Al-Shabaab also imposes tight restrictions on media, the defectors said. “Most people only listen to al-Shabaab radio stations or get news from al-Shabaab lectures which go on for hours and which cover religion and which all must attend,” one said. Another said some people risked harsh punishments to listen in secret toVoice of America and the BBC.

“Life is really tough in al-Shabaab-controlled areas. There is no food, no aid and children are being taken,” said Mubarak, the thinktank director. “Al-Shabaab are still trying to portray themselves as defenders of Somali identity. The message has a lot of sympathy but is not translating into active support.”

The draconian punishment, seizures, taxes and abductions run counter to the strategic guidance issued by al-Qaida leader Ayman al-Zawahiri, who has called for affiliates of the veteran group to build consensus and support among local communities. Their practices do, however, recall those of Isis.

Al-Shabaab also manipulates rivalries between clans and tribes, and benefits from the failures of local authorities to provide basic services. Several interviewees said they preferred using al-Shabaab’s justice system, and that the group had brought security.

In once case in May last year, two clan elders in Beledweyne in Hiran region agreed to seek al-Shabaab justice to settle a case of rape. The attacker was found guilty and stoned to death.

“We decided to go to the al-Shabaab court because the judge rules under the Islamic law and there is no nepotism and corruption,” said Abdurahman Guled Nur, a relative of the rape victim, in a telephone interview. “If we went to a government court, there would be no justice because the rapist could have paid some cash to the court and he would be freed.”

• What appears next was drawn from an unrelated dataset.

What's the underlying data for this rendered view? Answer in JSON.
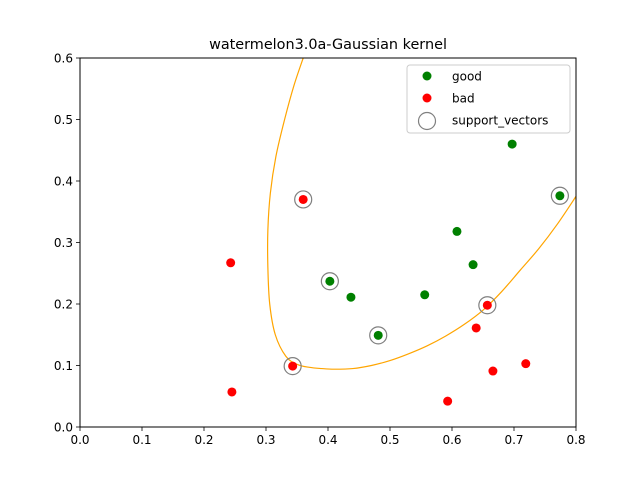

Mohamed Hussein, a farmer in Barire, a town 40 miles south of Mogadishu that has seen fierce fighting, returned home when al-Shabaab took control of the area in early October. “When the government soldiers were here, there was looting, illegal roadblocks and killing,” he said. “But al-Shabaab cuts thieves’ hands and kills looters. The Islamic court gives harsh sentences for the criminals, so everyone is scared of them. That way we are in peace under al-Shabaab. If you do not have any issue with al-Shabaab, they leave you alone.”